The CRT took the opportunity to emphasize that its jurisdiction is limited to dismissals and that it has to decline jurisdiction if the case in question involves a layoff. More specifically, a dismissal occurs when the employer terminates the contract of employment for reasons relating to the employee in question; by contrast, in the event of a layoff, the contract of employment is terminated for administrative or economic reasons. Unlike the civil courts, whose jurisdiction is governed by the C.C.Q., the CRT is no longer competent to hear the case when the substantial changes to the employee's working conditions are due to economic considerations.
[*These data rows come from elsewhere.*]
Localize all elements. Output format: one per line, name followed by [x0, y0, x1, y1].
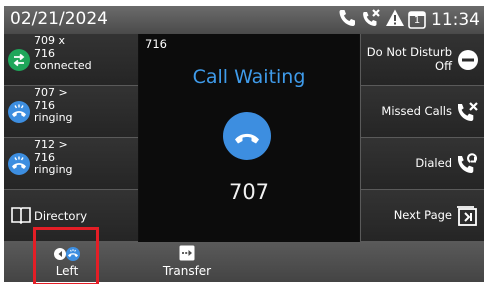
line-key-party: 712 >	[34, 138, 68, 151]
ringing-call-icon	[8, 101, 30, 123]
line-key-709[interactable]: 709 x 716 connected	[4, 34, 138, 86]
do-not-disturb-key[interactable]: Do Not Disturb Off	[360, 34, 484, 86]
line-number: 1	[413, 15, 421, 26]
line-key-707[interactable]: 707 > 716 ringing	[4, 86, 138, 138]
book-icon	[11, 206, 31, 228]
dnd-label-line1: Do Not Disturb	[366, 45, 452, 59]
line-key-party: 709 x	[34, 34, 66, 47]
transfer-icon	[179, 245, 195, 265]
call-line-ext: 716	[145, 37, 167, 51]
line-number-icon: 1	[408, 11, 426, 29]
line-key-text: 707 > 716 ringing	[34, 86, 73, 125]
status-date: 02/21/2024	[10, 9, 108, 29]
line-key-state: connected	[34, 59, 92, 72]
next-page-icon	[455, 205, 479, 231]
line-key-text: 712 > 716 ringing	[34, 138, 73, 177]
dialed-key[interactable]: Dialed	[360, 138, 484, 190]
missed-call-icon	[455, 100, 479, 128]
missed-calls-key[interactable]: Missed Calls	[360, 86, 484, 138]
do-not-disturb-icon	[457, 49, 479, 75]
call-status: Call Waiting	[192, 66, 306, 88]
handset-icon	[223, 133, 271, 164]
softkey-transfer-label: Transfer	[162, 264, 212, 278]
dnd-state: Off	[435, 59, 452, 73]
connected-call-icon	[8, 49, 30, 71]
status-clock: 11:34	[431, 10, 480, 30]
dnd-label: Do Not Disturb Off	[367, 45, 452, 73]
warning-icon	[385, 8, 405, 32]
caller-number: 707	[228, 180, 270, 204]
phone-icon	[337, 8, 357, 32]
directory-label: Directory	[34, 209, 88, 223]
incoming-call-button[interactable]	[223, 112, 271, 160]
line-key-state: ringing	[34, 163, 73, 176]
status-icons: 1 11:34	[337, 9, 480, 31]
line-key-party: 707 >	[34, 86, 68, 99]
dialed-call-icon	[455, 152, 479, 180]
status-bar: 02/21/2024 1 11:34	[4, 6, 484, 34]
softkey-transfer[interactable]: Transfer	[152, 242, 222, 282]
next-page-key[interactable]: Next Page	[360, 190, 484, 242]
line-key-712[interactable]: 712 > 716 ringing	[4, 138, 138, 190]
missed-calls-label: Missed Calls	[381, 104, 452, 118]
call-panel: 716 Call Waiting 707	[139, 34, 359, 242]
line-key-state: ringing	[34, 111, 73, 124]
ringing-call-icon	[8, 153, 30, 175]
highlight-box	[33, 227, 99, 284]
function-keys-panel: Do Not Disturb Off Missed Calls Dialed N…	[360, 34, 484, 242]
line-keys-panel: 709 x 716 connected 707 > 716 ringing 71…	[4, 34, 138, 242]
missed-call-icon	[360, 8, 382, 32]
line-key-text: 709 x 716 connected	[34, 34, 92, 73]
next-page-label: Next Page	[393, 208, 452, 222]
dialed-label: Dialed	[415, 156, 452, 170]
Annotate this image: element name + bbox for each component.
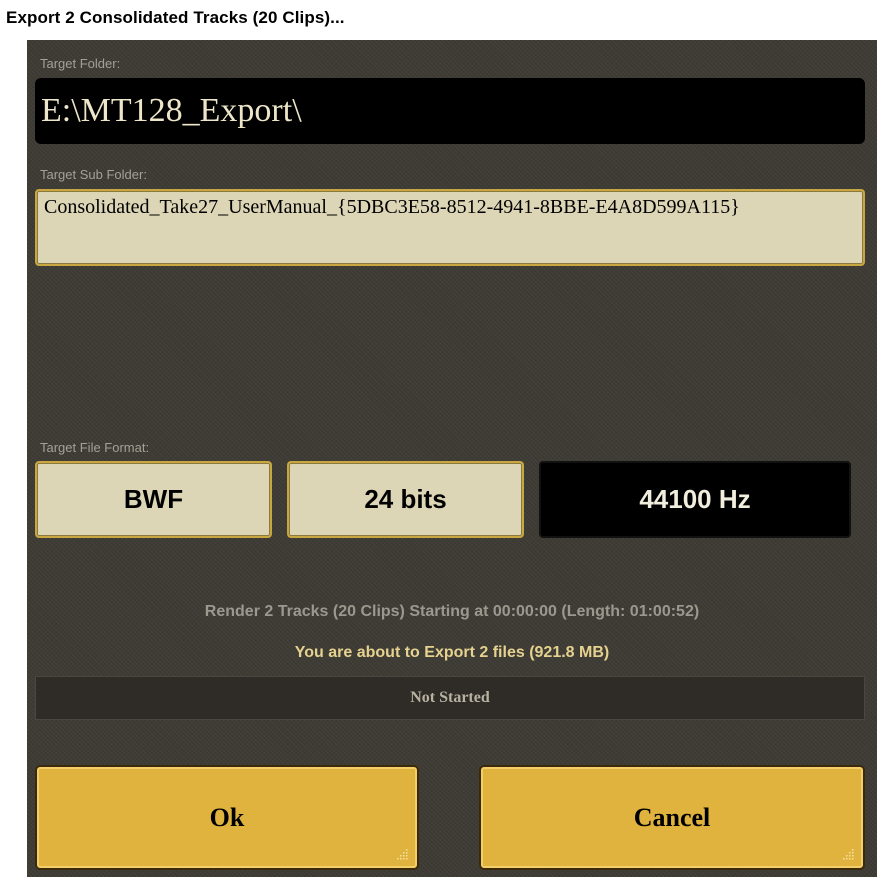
bit-depth-value: 24 bits <box>364 484 447 514</box>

Proof of the reasons for which the employer modified the employee's contract of employment is thus always relevant. These reasons are relevant before the civil courts at the final stage, when the damages are assessed, while they are relevant before the CRT at the preliminary stage, when the CRT determines whether or not it is competent to hear the complaint. Consequently, if an employer successfully proves that its decision to modify the employee's working conditions was based on real economic reasons and that it has not acted in a discriminatory or abusive manner or in bad faith against the employee, the CRT, when asked to hear the complaint pursuant to section 124 of the LSA, will decline jurisdiction. In Dallaire c. Prolab Technolub, the CRT concluded that this was a case of constructive layoff and declined jurisdiction. Five criteria for qualifying the end of the employment relationship as constructive layoff emerge from this decision:

  1. The employer's unilateral decision
  2. To make substantial changes to the essential terms of an employee's contract of employment
  3. For economic reasons
  4. The employee's refusal to accept the said changes and
The impact of the Dallaire decision

This decision (available in French only) clarifies the second type of constructive dismissal, that is, the one where there is no malicious intent on the employer's part, and has given it a distinct name: constructive layoff. It has also specified the difference in the impact of introducing in evidence the employer's reasons in support of its decision depending on the forum where the complaint is heard. The CRT is competent to hear constructive dismissal cases, but must decline jurisdiction in the event of a constructive layoff, thus making it necessary for the case to be heard by the civil courts. In the current context where many companies are going through a restructuring process, one must conclude that the CRT will not review an employer's decision to substantially modify its employees' working conditions, even if it results in a constructive layoff.

Catherine Biron

[1]. Farber v. Royal Trust Co., [1997] 1 S.C.R. 846.

[2]. Dallaire c. Prolab Technolub inc., 2007 QCCRT 0440 (CRT).

[3]. However, this is not the very first time that the CRT mentions this notion. The CRT already dealt with the notion of constructive layoff in Leduc c. Communications Quebecor Inc. (Parlons Affaires), D.T.E. 2000T-871 (CRT).

The purpose of this document is to provide information as to developments in the law. It does not contain a full analysis of the law nor does it constitute an opinion of Ogilvy Renault LLP or any member of the firm on the points of law discussed.